In its commentary, Politico says Fico ‘has faced widespread criticism for polarising [Slovakian] politics’. It also criticises his ‘pro-Russian comments’ and his ‘push to extend state control over the media’. The term ‘polarising’ appears frequently in other media outlets, too. The Washington Post echoes this theme and notes that the ‘attack on Fico left the politically polarised Eastern European nation reeling’.

The use of the term ‘polarising’ seems to imply that, somehow, Fico bears a degree of responsibility for the attempt on his life. The suggestion is that his policies, behaviour and rhetoric have helped to create the circumstances in which political violence can flourish.

Perhaps the tone of the coverage shouldn’t surprise us. After all, Fico is despised by EU leaders and their supporters in the media because he is a populist who is keen to assert Slovakia’s national sovereignty.
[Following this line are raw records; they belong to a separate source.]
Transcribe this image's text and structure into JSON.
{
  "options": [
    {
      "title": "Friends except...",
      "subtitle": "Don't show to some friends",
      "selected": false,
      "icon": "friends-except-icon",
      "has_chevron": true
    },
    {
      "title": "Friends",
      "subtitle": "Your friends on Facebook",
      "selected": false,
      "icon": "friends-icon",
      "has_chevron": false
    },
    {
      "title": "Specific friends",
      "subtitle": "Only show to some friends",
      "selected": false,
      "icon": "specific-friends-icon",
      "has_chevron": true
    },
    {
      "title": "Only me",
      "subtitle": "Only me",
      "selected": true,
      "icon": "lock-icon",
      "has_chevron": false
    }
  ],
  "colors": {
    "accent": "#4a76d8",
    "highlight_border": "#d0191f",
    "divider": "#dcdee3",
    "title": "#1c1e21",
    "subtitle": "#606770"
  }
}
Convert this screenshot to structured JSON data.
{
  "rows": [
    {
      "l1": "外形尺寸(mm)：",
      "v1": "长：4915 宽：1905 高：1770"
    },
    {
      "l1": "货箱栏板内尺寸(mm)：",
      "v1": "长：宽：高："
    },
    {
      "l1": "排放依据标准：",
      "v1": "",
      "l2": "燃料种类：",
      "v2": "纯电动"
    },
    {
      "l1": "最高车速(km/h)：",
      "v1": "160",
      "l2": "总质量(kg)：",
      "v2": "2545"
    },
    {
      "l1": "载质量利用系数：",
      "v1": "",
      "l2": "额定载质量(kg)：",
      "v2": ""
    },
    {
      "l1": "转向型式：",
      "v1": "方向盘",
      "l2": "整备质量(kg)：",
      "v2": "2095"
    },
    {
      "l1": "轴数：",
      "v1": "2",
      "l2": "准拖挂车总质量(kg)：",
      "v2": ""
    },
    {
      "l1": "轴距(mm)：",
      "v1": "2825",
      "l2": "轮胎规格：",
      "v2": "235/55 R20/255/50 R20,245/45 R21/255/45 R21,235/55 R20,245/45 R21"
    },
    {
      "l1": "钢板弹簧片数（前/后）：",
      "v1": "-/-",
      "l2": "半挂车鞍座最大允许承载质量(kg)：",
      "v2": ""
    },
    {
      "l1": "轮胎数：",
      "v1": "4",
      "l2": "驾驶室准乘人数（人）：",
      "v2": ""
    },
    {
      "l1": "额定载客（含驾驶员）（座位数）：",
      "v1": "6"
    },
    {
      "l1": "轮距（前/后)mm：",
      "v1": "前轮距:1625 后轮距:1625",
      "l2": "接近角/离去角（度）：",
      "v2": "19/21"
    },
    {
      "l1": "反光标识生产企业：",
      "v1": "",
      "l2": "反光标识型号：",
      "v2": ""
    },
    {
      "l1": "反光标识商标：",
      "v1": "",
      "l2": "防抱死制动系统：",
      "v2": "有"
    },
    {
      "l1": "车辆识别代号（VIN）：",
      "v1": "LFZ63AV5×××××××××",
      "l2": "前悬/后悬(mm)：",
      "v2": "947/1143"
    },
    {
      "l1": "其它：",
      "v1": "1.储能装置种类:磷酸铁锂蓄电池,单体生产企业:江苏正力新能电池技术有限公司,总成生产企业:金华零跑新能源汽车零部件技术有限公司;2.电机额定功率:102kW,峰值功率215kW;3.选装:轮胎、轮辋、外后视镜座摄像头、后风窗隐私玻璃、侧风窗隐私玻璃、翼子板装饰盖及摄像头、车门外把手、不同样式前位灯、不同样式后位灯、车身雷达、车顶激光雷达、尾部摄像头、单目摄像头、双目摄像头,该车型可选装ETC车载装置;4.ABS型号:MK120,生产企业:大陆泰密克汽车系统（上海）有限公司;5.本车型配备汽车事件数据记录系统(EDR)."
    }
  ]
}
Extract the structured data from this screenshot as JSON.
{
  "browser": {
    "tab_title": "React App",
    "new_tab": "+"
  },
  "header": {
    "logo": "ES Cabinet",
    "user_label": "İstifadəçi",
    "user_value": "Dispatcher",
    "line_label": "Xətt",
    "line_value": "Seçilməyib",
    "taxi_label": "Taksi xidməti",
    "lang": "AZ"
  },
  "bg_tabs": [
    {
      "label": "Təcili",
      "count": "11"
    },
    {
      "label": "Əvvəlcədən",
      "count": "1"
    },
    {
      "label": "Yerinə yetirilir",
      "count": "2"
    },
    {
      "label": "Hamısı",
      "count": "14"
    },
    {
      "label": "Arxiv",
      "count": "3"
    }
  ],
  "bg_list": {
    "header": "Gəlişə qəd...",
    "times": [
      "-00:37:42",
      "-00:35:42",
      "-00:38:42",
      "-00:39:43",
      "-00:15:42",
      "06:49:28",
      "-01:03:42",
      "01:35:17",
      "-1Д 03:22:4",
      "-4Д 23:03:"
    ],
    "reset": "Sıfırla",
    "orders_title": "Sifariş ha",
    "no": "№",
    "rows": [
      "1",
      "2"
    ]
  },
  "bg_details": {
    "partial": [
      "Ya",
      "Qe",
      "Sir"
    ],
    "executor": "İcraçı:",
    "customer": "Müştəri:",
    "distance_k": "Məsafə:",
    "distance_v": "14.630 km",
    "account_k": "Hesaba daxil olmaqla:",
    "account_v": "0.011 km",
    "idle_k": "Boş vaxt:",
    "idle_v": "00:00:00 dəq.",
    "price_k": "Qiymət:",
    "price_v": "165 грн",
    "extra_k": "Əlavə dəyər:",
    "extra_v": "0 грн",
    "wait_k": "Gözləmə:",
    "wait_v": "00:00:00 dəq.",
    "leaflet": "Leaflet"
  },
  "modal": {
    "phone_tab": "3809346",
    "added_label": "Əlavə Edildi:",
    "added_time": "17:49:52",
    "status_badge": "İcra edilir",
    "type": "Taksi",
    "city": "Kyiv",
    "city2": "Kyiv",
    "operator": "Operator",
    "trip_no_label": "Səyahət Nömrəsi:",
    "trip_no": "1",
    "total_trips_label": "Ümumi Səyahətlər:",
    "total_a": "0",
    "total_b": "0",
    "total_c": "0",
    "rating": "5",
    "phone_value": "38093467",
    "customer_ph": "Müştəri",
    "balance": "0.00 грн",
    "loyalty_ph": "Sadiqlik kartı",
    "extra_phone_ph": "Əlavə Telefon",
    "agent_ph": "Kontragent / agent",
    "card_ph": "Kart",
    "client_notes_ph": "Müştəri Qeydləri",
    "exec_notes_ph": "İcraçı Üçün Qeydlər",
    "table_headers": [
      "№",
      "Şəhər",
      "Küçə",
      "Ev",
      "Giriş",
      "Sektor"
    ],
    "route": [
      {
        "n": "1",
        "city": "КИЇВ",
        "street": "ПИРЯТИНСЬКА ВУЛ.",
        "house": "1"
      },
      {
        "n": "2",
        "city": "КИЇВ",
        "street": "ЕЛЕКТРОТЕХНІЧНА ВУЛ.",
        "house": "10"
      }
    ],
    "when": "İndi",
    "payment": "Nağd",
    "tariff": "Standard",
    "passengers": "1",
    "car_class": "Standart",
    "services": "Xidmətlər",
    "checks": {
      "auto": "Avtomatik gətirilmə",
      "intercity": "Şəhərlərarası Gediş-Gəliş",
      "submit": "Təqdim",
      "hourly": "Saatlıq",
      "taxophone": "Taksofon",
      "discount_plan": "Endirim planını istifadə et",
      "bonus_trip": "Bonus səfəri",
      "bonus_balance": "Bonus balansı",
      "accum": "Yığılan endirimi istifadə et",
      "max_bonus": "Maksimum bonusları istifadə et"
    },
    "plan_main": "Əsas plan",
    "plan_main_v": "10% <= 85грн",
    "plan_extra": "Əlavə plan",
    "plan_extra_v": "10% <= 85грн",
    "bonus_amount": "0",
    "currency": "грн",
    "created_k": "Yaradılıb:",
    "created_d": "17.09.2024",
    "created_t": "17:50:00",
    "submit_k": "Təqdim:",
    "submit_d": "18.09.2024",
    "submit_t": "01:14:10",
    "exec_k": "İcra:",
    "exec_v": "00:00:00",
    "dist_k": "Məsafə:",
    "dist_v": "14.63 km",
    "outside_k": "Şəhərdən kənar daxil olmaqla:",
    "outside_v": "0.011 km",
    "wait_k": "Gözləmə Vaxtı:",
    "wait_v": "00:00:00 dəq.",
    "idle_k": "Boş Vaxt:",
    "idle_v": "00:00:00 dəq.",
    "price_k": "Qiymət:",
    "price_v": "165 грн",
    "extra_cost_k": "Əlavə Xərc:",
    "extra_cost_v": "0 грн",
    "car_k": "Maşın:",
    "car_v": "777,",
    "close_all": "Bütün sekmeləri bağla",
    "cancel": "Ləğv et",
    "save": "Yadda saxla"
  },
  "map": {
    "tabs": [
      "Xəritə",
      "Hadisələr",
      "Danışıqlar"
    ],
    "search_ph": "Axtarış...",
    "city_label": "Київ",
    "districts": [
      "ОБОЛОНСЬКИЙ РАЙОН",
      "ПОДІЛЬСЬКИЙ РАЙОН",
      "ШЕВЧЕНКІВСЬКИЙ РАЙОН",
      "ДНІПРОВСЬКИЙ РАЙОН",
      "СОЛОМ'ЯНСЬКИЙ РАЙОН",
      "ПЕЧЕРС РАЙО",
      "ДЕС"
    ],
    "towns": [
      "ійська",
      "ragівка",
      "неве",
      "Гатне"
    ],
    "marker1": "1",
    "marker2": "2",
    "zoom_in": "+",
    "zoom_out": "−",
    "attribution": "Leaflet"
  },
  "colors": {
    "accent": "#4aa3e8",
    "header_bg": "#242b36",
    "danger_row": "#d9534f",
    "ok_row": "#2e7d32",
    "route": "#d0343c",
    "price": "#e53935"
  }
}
As such, he is smeared by the Brussels elite as ‘far right’ and a threat to the integrity of the EU. What’s more, because he disagrees with the EU’s position on Ukraine, he is frequently characterised as Putin’s man in the EU.

Alongside Viktor Orbán, the prime minister of Hungary, Fico is often a thorn in Brussels’ side. Referring to Fico’s recent election, the Washington Post noted that his electoral success ‘boosted populists across Europe – from Germany and Austria to Finland’.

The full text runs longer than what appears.